A home for all identities
The Institute for Women’s Studies and Services becomes the Gender Institute for Teaching and Advocacy and will change location.
August 8, 2018
What’s in a name?
For the Gender Institute for Teaching and Advocacy, formerly the Institute for Women’s Studies and Services, it’s a place to belong.
“We wanted to have a name accurately reflect both who we are and who we serve,” said Netty Rodriguez, associate director of GITA. “It’s a holistic approach, covering services we provide and our campus population.”
Those services include teaching and advocacy, providing support resources such as a retention-and-success advisor who helps people navigate academic and personal systems. Or a snack stop in the community kitchen to help address food insecurity, a lactation space for nursing parents and a scholarship team on staff.

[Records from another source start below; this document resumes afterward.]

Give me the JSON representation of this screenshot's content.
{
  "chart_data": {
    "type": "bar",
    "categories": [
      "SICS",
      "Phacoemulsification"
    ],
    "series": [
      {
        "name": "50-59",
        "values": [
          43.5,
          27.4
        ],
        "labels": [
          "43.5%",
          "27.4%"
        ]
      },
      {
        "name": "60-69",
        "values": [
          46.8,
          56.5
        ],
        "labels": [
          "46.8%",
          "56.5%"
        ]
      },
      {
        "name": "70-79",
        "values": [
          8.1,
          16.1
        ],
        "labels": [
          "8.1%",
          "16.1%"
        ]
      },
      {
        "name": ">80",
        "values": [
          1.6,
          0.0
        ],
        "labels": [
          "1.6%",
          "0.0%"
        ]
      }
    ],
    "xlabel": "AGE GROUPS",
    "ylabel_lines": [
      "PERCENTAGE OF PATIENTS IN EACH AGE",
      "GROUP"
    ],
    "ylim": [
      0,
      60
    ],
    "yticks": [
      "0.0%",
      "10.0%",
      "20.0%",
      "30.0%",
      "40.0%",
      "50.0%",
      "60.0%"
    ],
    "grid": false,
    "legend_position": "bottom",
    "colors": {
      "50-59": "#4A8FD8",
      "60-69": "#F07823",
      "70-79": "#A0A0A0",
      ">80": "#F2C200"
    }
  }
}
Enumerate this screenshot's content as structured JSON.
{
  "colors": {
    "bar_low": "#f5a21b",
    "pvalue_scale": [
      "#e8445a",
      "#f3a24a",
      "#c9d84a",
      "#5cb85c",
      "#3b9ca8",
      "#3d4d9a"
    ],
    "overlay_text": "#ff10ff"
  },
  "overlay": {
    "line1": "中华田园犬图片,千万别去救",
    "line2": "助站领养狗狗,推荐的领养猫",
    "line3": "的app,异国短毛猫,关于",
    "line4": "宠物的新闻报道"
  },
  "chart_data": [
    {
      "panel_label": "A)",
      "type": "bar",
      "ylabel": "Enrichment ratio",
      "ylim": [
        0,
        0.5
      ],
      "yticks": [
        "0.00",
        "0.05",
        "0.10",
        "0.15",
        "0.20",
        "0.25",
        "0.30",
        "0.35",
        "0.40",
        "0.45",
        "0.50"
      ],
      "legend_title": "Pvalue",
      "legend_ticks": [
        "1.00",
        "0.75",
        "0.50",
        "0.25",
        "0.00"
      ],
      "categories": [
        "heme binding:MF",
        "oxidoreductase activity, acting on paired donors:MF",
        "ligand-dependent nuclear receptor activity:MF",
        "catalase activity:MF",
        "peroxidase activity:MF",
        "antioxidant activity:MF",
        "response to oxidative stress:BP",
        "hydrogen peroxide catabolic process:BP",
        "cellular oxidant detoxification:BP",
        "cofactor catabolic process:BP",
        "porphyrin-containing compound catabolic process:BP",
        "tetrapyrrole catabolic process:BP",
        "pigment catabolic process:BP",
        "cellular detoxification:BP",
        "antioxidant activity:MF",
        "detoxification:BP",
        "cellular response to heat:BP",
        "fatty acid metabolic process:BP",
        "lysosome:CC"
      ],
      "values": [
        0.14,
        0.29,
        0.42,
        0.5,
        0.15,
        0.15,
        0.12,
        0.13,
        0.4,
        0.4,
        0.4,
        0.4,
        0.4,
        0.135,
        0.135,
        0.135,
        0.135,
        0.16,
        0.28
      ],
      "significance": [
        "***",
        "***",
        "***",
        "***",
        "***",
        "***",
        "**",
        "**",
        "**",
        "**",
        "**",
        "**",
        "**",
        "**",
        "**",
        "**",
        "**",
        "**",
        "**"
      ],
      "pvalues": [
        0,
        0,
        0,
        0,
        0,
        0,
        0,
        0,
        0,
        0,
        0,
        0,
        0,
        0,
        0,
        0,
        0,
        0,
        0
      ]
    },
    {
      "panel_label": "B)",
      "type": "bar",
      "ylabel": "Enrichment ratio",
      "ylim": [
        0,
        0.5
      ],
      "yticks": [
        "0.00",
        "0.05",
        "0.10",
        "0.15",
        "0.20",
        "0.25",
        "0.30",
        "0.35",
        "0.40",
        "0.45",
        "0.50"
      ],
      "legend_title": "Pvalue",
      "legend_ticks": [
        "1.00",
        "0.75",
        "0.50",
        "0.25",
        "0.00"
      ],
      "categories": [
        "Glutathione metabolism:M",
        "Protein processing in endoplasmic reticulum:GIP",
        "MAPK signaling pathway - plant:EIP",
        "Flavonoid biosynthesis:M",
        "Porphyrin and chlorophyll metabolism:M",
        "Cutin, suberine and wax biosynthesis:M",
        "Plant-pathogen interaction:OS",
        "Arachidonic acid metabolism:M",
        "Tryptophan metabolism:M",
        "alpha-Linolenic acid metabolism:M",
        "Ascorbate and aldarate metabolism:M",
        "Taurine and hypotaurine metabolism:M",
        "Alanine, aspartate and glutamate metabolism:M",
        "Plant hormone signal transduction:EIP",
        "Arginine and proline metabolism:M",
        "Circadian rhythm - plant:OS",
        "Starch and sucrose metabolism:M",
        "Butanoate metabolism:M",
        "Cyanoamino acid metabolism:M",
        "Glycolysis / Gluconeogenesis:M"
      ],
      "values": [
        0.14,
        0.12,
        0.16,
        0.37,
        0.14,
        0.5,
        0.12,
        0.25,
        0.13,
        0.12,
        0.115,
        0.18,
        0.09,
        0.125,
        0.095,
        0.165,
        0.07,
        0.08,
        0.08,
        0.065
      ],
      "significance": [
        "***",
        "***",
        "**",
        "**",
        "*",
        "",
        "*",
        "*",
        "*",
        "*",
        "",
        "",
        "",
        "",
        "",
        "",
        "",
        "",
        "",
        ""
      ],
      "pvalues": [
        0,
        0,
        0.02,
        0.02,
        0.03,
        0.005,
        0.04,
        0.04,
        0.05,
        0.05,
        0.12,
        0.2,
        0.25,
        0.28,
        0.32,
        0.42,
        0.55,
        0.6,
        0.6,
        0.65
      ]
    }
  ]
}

GITA also provides workstations with computers and printers, serving as a mini lab for Roadrunners.
“We try to be a comprehensive location for students to eat, study and be in community,” Rodriguez said.
The name change was a collective effort, kicked off about five years ago by a group of faculty and staff including Kat Martinez, Ph.D., and interim GITA director/department chair and former institute director Arlene Sgoutas, Ph.D. (now interim dean of the College of Letters, Arts and Sciences), who led the academic program’s evolution into Gender, Women and Sexualities Studies.
Rodriguez noted the necessary shift to support all students while still honoring the institute’s 30-plus-year legacy as a groundbreaking combination of academics and services.
“We live in a world moving outside of gender binaries,” Rodriguez said. “It’s increasingly more and more important to stay at the forefront, to be conscious of who we serve and those around us. If an individual doesn’t identify as female, we want to assure them they’re welcomed.”
In addition to the name change, GITA will have a new physical space: The institute will be moving to Boulder Creek Building 132 from its Ninth Street Park location in early October. Rodriguez said the move will afford the opportunity to provide outreach to an area of campus that may be easy to overlook.
Ultimately, it’s about meeting students where they are, honoring unique lived experiences – and, by doing so, empowering them to succeed.
“When you think about our student population, they’ve got a lot of intersecting identities; they’re nontraditionally aged, multigender, undocumented, first-generation and many more,” Rodriguez said.
“GITA serves all of those students – we make sure everyone can find a home here.”